After the Cleveland School

See the comments on his blog

Lord, thou hast made this world below the shadow of a dream,
An taught by time I tak’ it so—exceptin’ always steam.
From coupler-flange to spindle-guide I see thy hand O God –
Predestination in the stride o’ yon connecting rod.

(Kipling, "M'Andrew's Hymn")

Zach Sachs shared T.J. Clark’s essay about “modernism, postmodernism, and steam,” which is built around the same ambiguous symbol that Kipling is using here: steam, as an emblem both of evanescence and of machinery, represents the basic tension of modernism, which is between the anarchic individualistic tendency of modern (pre-1945) thought and the contrary, regimenting tendency of industrial life. It is surprising how close the parallels between literature and art are — when Clark says,

You could say of the purest products of modernism […] that in them an excess of order interacts with an excess of contingency.
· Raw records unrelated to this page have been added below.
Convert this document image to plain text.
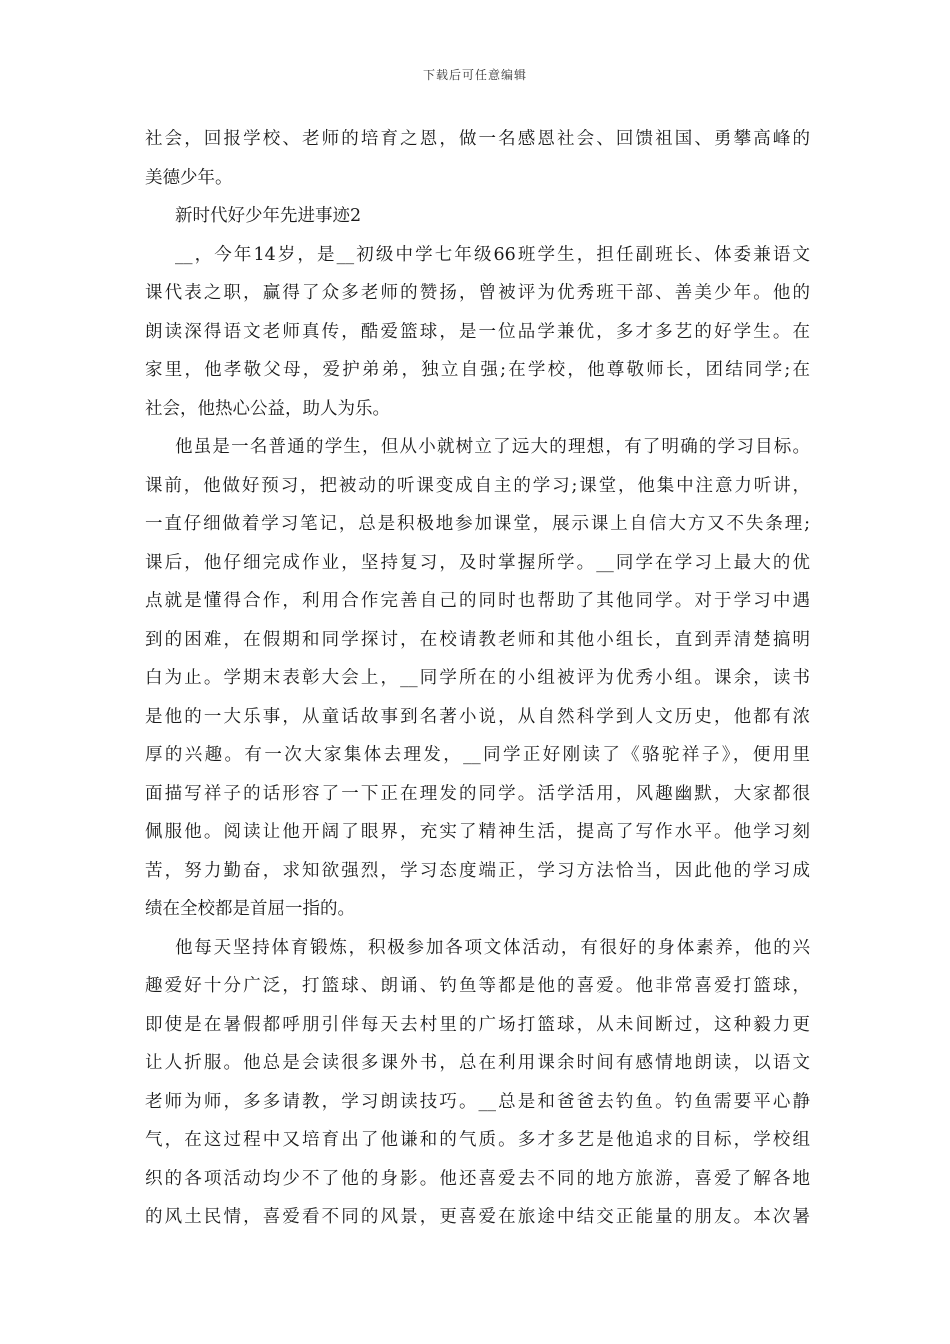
下载后可任意编辑
社会，回报学校、老师的培育之恩，做一名感恩社会、回馈祖国、勇攀高峰的
美德少年。
新时代好少年先进事迹2
__，今年14岁，是__初级中学七年级66班学生，担任副班长、体委兼语文
课代表之职，赢得了众多老师的赞扬，曾被评为优秀班干部、善美少年。他的
朗读深得语文老师真传，酷爱篮球，是一位品学兼优，多才多艺的好学生。在
家里，他孝敬父母，爱护弟弟，独立自强;在学校，他尊敬师长，团结同学;在
社会，他热心公益，助人为乐。
他虽是一名普通的学生，但从小就树立了远大的理想，有了明确的学习目标。
课前，他做好预习，把被动的听课变成自主的学习;课堂，他集中注意力听讲，
一直仔细做着学习笔记，总是积极地参加课堂，展示课上自信大方又不失条理;
课后，他仔细完成作业，坚持复习，及时掌握所学。__同学在学习上最大的优
点就是懂得合作，利用合作完善自己的同时也帮助了其他同学。对于学习中遇
到的困难，在假期和同学探讨，在校请教老师和其他小组长，直到弄清楚搞明
白为止。学期末表彰大会上，__同学所在的小组被评为优秀小组。课余，读书
是他的一大乐事，从童话故事到名著小说，从自然科学到人文历史，他都有浓
厚的兴趣。有一次大家集体去理发，__同学正好刚读了《骆驼祥子》，便用里
面描写祥子的话形容了一下正在理发的同学。活学活用，风趣幽默，大家都很
佩服他。阅读让他开阔了眼界，充实了精神生活，提高了写作水平。他学习刻
苦，努力勤奋，求知欲强烈，学习态度端正，学习方法恰当，因此他的学习成
绩在全校都是首屈一指的。
他每天坚持体育锻炼，积极参加各项文体活动，有很好的身体素养，他的兴
趣爱好十分广泛，打篮球、朗诵、钓鱼等都是他的喜爱。他非常喜爱打篮球，
即使是在暑假都呼朋引伴每天去村里的广场打篮球，从未间断过，这种毅力更
让人折服。他总是会读很多课外书，总在利用课余时间有感情地朗读，以语文
老师为师，多多请教，学习朗读技巧。__总是和爸爸去钓鱼。钓鱼需要平心静
气，在这过程中又培育出了他谦和的气质。多才多艺是他追求的目标，学校组
织的各项活动均少不了他的身影。他还喜爱去不同的地方旅游，喜爱了解各地
的风土民情，喜爱看不同的风景，更喜爱在旅途中结交正能量的朋友。本次暑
he might as well be talking about Ulysses. (By the way, a point this essay brings home is that WW1 was a very minor part of the story, as most of the currents of modernism had been around for years.) Of course it’s much wider than that: earlier this afternoon I was leafing through Russell’s History of Western Philosophy at a Borders, looking for a passage about Locke, when I found a very close echo of Clark's thesis in Russell's remarks about how the English empiricists were driven by their arguments, against their natural temperament, to a position of extreme subjectivism that was at odds with the Zeitgeist.

So, at a minimum, the tension that Clark associates with modernism is at least as old as Hume and Blake. One is tempted to write a long essay about this but it would never actually get written — I’m too lazy to finish anything — and the point of this blog is to record my half-digested impressions without worrying about structure etc. So I’m just going to assemble a few notes.

1. Modernism is, of course, one of two successful responses to modernity, the other being Romanticism. Romanticism wasn’t a formalist movement in any deep sense; its basic tendency (seen from the modernist end of the telescope) is escapist; still, escapism might be fruitful under some conditions, and it might be that current conditions are better suited to good escapist art than to good formalist art.

2. Related to this, High Modernism was perhaps a decadent movement in Empson’s sense that it depended on a tradition that its example was destroying. The best modernist art and literature works largely through unexplained and jarring juxtapositions. The idea always seems to be to force a new emotion into existence by making you think in multiple registers, each with a certain level of vividness, at once. A lot of the juxtapositions only worked while they remained unexpected, i.e., before the first-wave modernists were assimilated. Much of the later work maintains the unexpectedness by stylizing to a degree that makes the tension unimmediate and therefore ineffective. A lot of Pound is no longer readable: the Pound of flesh is now a Pound of maggots. Looking at the pictures that accompany Clark’s text, one is tempted to say that something like this must also have happened in the visual arts beginning around Picasso.

3. An excess of contingency is implicit in an excess of form: why that pattern, one could ask, rather than any other? (The number of possibilities grows with the complexity of the pattern.) Had Keats’s odes been identical except for being acrostics, we might think them less inevitable. In Clark’s terms, Through the Looking Glass is a deeply modernist work, being schematic in the same way as Ulysses and some of the paintings Clark discusses. Victorian writing differs from Modernist writing in lacking the element of direct shock. My sense is that the shock value was primarily about forcing people to look at the work rather than through it, by frustrating their expectations. I don't think this is feasible or interesting at present because the better sort of readers have no expectations at

4. To oversimplify somewhat, the internet has resolved the central tension of modernism; the dominant tendency is currently toward solipsism, and the basic tension is between the world of windowless monads and human nature, which is reluctant to adapt to this world. (The “objective” tendency is represented by neuroscience, which “tells us” that the mind is maladaptive.) So the natural theme of fiction is psychosis, and the struggle to reimagine a reality that is perfectly intelligible on its own terms — which are Leibniz’s — in ways the mind is at home with. There have, for instance, been several novels lately — Tom McCarthy’s Remainder, Rivka Galchen’s Atmospheric Disturbances (very good!), Richard Powers’s Echo Maker (juvenile and lame), etc. — about characters who are obsessed with the fogeyish notions of authenticity and identity. (The latter two are about people with Capgras syndrome, which (for novelists) is a disorder that leaves you convinced that your family and friends are actually exact replicas of your family and friends.) I wonder if Clark has read these books and what he makes of them.